If you want to make an efficient way to develop and market a technological product, don't spend a fortune on primary research applicable only to broadcast. Here's the best example: MPEG is decoder-centric. Encoders are expensive and a relatively small market. Decoders show up in orders of magnitude more places and are intended to be cheap to deploy. The broadcast industry adapted MPEG to video recording and developed the MXF standard based on something done to deliver video to the home cheaply. As my math professors used to say: Q.E.D. MPEG development was practical and chip deployment commercially viable because the market for consumer electronics swamped the potential for a broadcast product.

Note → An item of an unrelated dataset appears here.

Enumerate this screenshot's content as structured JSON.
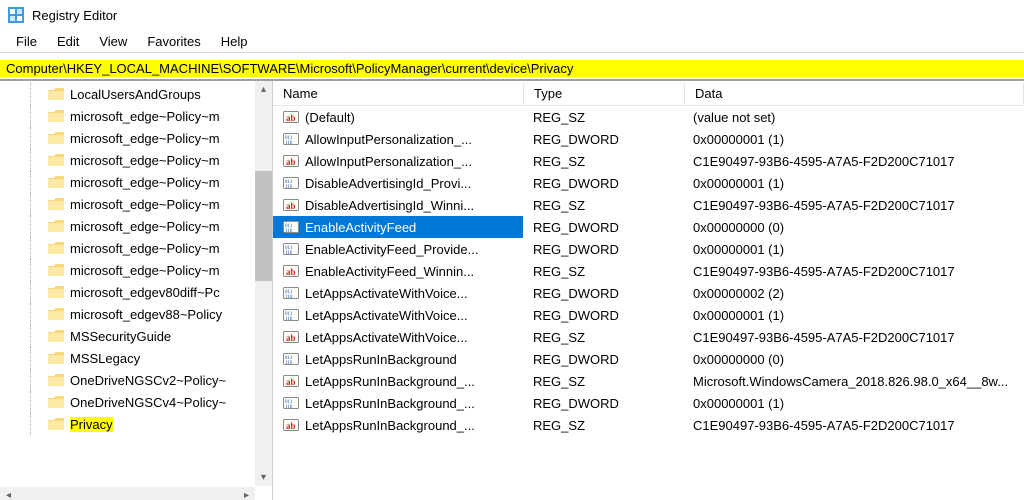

So it is not a surprise that using inexpensive components, we can build sophisticated and relatively expensive video recording systems — many of them. Charlie Jablonski, a former NBC engineering executive and SMPTE president, has often said NBC “…never met a tape format they didn't like.” This is not surprising. Each one has attributes that make it well suited to specific tasks, and certainly one of those attributes is cost. Each one has a dedicated marketing team trying to fight through a thicket of competing commercial solutions. I find it interesting that with the exception of the large networks around the world (the big three in the United States, BBC, NHK, ZDF and a few others), no one delivers specifications to manufacturers and says “develop this product, and we will buy it in quantity.” Increasingly, even those important voices play a smaller role in defining recording products in advance. It has become more generally accepted that major users review rough designs and make suggestions about modifications to the packaging and performance that will make it more acceptable for their individual use.

I remember when Julius Barnathan, a longtime ABC executive, told every manufacturer that he was not buying a new tape format until someone got the tape size down to 1/4in. Bosch responded with what it cleverly called “Quartercam” (6.25mm in metric terms),which was probably a blatant play to ABC at the time. Today, that would be an unlikely story, but I know of one network that specifically told a manufacturer its news recording format would be acceptable if it also had an option for recording to removable memory cards, which was coincidentally already in development for consumer products at the same company.

Interchange wars

It is also important to point out one other parallel to early recording technology deployment. We used to have format wars, with some companies insisting they would only purchase a format if it was supported by more than one manufacturer. The result was industry cooperation, with SMPTE acting as the standards body that facilitated the exchange of design information necessary to achieve a unified standard.

Today the battle is enjoined around file interchange as we move away from removable media for storage, and again SMPTE leads part of the charge to establish standards necessary to allow interchange of content. MXF is a central part of that interchange. But owing to the complexity of the problem, and the huge number of pages of technology the MXF standard contains, we still have not achieved a simple method for interchange. The Advanced Media Workflow Association picks up where SMPTE stopped with MXF and has created application specifications, which constrain MXF options with the goal of making content interchange more predictable.

It is worthy to note that MXF does not standardize the content, the essence itself, but rather standardizes the method of delivering a file that can be read if the receiver has codec appropriate to the essence. Therein lies part of the conundrum in modern recording systems. If we could all agree on the coding standards for the essence, it would be easy to specify a standardized method of interchanging the content between various recording media (hard disks, memory cards, optical media, etc.). I hope we get there in my lifetime.

John Luff is a broadcast technology consultant.